I sit up and try to grasp my present environment. First thing I notice is I’m at the rear of my car—deep black, and eclipsing the foreground of the sky. Its passenger door is completely ajar and there’s pieces of fried chicken scattered all around the front end. There’s also a bottle of champagne on the ground a little further down the road. Confused, I instinctively scratch my head, trying to dig into my memory and will it to recall what really happened. I come up with nothing, but the next thing I feel is a lack of feeling in my right leg. It’s stiff and heavy—immobile—and my shoes are a little bloody.
It seems that everything was a bit of a dream of sorts.

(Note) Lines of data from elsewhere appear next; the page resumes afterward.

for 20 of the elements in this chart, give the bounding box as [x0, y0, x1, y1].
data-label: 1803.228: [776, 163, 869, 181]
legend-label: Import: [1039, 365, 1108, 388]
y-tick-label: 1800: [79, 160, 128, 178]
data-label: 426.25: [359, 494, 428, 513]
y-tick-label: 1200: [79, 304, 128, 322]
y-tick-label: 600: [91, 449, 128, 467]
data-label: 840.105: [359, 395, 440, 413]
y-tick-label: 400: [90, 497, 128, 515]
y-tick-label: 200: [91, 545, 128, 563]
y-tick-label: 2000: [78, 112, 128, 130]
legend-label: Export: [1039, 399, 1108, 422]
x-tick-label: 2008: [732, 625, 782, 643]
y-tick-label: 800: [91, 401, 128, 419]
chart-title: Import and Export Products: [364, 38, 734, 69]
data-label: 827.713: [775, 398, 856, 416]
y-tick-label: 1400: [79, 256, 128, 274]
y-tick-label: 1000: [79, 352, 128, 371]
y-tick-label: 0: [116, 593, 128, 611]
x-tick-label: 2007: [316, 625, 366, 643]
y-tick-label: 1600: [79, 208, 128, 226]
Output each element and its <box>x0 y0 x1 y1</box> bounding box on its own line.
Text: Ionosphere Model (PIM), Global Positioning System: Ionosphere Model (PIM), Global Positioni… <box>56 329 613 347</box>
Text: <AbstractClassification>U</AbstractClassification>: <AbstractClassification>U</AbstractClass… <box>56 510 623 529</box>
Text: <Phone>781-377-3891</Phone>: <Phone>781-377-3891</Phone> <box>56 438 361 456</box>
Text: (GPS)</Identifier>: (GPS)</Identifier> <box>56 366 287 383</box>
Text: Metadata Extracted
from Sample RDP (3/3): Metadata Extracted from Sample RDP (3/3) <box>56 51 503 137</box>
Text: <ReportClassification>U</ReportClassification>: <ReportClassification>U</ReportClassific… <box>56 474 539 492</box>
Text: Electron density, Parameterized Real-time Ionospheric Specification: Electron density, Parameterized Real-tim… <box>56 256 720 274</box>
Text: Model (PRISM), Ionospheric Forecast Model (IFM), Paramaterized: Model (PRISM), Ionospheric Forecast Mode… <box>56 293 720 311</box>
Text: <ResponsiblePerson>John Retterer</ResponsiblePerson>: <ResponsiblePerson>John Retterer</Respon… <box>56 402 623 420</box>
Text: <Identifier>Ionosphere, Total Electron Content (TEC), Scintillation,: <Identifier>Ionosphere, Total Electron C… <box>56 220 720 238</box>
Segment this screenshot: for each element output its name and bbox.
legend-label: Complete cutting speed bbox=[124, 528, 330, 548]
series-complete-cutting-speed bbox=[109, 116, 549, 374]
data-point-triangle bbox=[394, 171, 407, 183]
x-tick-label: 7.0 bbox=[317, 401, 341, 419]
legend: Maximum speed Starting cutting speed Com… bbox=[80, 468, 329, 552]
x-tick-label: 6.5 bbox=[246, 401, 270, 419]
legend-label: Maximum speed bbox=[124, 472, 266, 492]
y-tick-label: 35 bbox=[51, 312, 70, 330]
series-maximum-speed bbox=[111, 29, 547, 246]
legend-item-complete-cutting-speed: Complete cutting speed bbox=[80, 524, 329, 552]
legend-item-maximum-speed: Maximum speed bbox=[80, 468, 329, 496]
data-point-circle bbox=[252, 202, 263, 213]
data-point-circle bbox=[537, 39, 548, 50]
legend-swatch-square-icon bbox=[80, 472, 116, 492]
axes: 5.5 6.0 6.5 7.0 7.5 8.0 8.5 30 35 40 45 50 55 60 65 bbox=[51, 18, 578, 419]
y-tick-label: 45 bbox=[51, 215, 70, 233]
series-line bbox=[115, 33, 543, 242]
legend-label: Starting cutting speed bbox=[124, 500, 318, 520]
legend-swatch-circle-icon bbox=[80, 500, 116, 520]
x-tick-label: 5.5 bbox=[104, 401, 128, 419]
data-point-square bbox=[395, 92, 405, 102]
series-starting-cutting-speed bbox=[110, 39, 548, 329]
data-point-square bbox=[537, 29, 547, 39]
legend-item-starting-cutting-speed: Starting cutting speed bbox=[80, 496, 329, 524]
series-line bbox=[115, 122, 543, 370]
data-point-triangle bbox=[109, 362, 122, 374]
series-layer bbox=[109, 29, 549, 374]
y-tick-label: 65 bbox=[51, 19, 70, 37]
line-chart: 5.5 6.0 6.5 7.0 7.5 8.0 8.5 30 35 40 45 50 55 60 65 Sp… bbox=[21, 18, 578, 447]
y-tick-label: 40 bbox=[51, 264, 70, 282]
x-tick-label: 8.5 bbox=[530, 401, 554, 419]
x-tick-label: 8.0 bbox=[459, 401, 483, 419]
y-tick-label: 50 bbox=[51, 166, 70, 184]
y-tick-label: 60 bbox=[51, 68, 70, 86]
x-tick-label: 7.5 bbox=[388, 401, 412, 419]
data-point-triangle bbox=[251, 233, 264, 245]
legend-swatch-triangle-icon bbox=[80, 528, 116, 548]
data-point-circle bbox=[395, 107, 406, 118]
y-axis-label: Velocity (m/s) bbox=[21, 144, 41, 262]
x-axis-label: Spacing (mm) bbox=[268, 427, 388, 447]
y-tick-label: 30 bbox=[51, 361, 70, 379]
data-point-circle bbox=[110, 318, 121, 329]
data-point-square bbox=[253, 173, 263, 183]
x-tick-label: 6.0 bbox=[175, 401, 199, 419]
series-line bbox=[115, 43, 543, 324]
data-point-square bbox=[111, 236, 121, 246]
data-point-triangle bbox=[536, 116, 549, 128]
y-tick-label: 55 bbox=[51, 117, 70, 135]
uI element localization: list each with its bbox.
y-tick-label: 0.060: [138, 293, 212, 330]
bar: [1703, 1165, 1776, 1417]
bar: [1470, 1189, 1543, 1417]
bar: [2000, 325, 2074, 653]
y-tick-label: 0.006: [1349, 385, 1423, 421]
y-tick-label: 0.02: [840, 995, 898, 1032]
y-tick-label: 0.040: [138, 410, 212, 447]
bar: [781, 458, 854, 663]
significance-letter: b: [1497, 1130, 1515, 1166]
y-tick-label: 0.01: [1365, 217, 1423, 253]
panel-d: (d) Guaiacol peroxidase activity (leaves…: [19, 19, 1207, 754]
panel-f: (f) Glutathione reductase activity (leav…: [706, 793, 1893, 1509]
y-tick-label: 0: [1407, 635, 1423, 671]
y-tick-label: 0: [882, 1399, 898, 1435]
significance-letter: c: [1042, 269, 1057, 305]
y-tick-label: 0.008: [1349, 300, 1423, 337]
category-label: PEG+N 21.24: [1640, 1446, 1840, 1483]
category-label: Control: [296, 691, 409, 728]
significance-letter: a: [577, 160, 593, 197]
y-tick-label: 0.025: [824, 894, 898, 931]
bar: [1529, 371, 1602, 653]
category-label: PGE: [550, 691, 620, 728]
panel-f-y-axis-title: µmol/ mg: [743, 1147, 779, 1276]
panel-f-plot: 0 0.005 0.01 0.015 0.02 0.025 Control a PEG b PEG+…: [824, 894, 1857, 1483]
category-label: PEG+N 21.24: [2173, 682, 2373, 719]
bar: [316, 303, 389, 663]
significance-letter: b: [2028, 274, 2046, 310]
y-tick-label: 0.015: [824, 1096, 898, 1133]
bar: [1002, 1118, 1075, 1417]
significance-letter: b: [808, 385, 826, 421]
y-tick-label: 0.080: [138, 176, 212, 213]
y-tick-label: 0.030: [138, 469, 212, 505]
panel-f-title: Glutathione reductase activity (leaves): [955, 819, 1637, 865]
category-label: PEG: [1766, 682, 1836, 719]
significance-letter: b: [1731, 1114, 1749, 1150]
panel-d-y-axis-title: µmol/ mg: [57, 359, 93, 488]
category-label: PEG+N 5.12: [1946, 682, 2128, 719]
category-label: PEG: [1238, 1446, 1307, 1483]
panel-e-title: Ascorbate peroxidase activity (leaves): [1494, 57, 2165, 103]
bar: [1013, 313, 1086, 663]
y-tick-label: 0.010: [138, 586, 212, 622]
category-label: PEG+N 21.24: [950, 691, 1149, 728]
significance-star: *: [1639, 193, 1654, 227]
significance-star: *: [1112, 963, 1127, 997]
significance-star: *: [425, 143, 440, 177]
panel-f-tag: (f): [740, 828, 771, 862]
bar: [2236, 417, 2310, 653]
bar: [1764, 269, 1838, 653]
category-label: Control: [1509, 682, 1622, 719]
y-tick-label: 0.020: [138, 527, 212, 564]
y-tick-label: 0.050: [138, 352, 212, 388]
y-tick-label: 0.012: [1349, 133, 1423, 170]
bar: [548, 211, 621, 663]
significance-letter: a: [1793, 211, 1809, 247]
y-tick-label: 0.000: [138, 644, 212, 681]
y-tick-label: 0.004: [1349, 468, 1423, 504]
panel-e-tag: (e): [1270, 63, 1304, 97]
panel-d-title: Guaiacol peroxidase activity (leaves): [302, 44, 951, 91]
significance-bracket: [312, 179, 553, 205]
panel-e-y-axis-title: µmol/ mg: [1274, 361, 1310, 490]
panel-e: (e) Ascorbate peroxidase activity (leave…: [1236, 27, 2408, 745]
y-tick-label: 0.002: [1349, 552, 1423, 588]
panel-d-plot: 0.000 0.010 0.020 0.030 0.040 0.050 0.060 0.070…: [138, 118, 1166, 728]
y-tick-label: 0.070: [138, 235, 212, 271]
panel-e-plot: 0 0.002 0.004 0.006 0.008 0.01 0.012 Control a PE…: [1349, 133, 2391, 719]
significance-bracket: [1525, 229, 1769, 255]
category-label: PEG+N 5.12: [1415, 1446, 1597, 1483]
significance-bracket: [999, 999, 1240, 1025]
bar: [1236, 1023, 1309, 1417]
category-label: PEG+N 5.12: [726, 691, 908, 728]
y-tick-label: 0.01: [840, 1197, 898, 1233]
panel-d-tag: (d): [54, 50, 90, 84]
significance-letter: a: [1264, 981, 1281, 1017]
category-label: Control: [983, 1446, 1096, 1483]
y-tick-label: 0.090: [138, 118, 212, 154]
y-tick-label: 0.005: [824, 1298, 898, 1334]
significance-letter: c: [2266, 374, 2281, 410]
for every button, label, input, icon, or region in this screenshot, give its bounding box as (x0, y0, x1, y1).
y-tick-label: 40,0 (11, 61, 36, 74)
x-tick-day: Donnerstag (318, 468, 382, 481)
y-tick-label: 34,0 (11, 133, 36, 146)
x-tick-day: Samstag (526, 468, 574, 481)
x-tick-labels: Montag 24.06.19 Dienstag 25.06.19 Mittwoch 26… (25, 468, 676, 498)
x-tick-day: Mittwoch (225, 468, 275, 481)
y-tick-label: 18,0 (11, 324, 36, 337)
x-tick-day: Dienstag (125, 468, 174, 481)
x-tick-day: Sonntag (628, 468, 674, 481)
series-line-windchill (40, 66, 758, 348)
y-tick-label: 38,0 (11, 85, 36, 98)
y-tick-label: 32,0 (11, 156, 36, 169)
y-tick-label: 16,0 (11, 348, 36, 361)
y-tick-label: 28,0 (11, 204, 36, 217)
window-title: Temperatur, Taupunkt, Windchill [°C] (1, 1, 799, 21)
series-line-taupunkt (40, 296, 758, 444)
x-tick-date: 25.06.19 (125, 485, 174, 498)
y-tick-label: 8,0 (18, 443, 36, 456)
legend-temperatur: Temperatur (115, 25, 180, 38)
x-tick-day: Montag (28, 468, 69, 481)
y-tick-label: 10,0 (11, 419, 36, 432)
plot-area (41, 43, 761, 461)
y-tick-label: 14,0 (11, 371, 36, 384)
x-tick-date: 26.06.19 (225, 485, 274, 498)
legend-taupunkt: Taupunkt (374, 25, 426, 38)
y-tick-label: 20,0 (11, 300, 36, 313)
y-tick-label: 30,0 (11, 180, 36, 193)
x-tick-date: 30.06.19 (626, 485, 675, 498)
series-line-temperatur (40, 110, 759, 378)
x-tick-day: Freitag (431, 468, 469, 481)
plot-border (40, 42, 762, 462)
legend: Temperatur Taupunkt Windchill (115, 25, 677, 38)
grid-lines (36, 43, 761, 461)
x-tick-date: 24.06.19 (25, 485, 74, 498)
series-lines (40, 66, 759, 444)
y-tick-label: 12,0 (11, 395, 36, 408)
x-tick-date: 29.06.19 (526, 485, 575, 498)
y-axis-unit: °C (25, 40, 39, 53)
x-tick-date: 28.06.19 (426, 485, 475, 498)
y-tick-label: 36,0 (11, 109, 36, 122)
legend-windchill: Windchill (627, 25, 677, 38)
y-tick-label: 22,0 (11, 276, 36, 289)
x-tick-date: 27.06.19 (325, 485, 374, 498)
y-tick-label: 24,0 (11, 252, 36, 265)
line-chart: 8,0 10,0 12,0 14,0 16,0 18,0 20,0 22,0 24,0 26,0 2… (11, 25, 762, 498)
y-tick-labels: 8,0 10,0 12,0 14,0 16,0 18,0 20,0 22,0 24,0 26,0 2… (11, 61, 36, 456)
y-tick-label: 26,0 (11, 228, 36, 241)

The car is exactly how it was before I had “driven” it and I vaguely remember walking easily with both legs, just before my awakening. What of the Indian man? What of the car crash?
I decide to stand up and take further inventory, propping myself against the foundation of the car. As I begin to leave the ground, my neck feels heavy as well, just like my leg, but not exactly unmoving. Now standing up, leaning against the car, I try to roll my neck around to loosen any tension in the muscles. It feels good, but that weighted feeling is still there.
Slowly—curiously—I lift my hand to my neck, groping around for anything. There!I feel it! There is a piece of thin cloth around my neck. When I pull gently on this string, the weight subsides substantially. Now using both of my hands, I pull the string around, anxiously, looking for the source.
My heart is racing…I feel clammy and pale. The weight on this string is a pendant…a dream catcher. A perfect, organic circle intertwined magnificently with thousands of dark dreams, ancient memories, and even condemned souls. The feathers at the end blow in the gentle breeze and the wood and stone beads glint in the sunlight—winking at me. I put the Indian voodoo art back around my neck and rest coolly on the side of the car. I try to clear my mind, make sense of things. My long hair blows in the wind. I look up to the sky, where the gods would be watching…and I wink.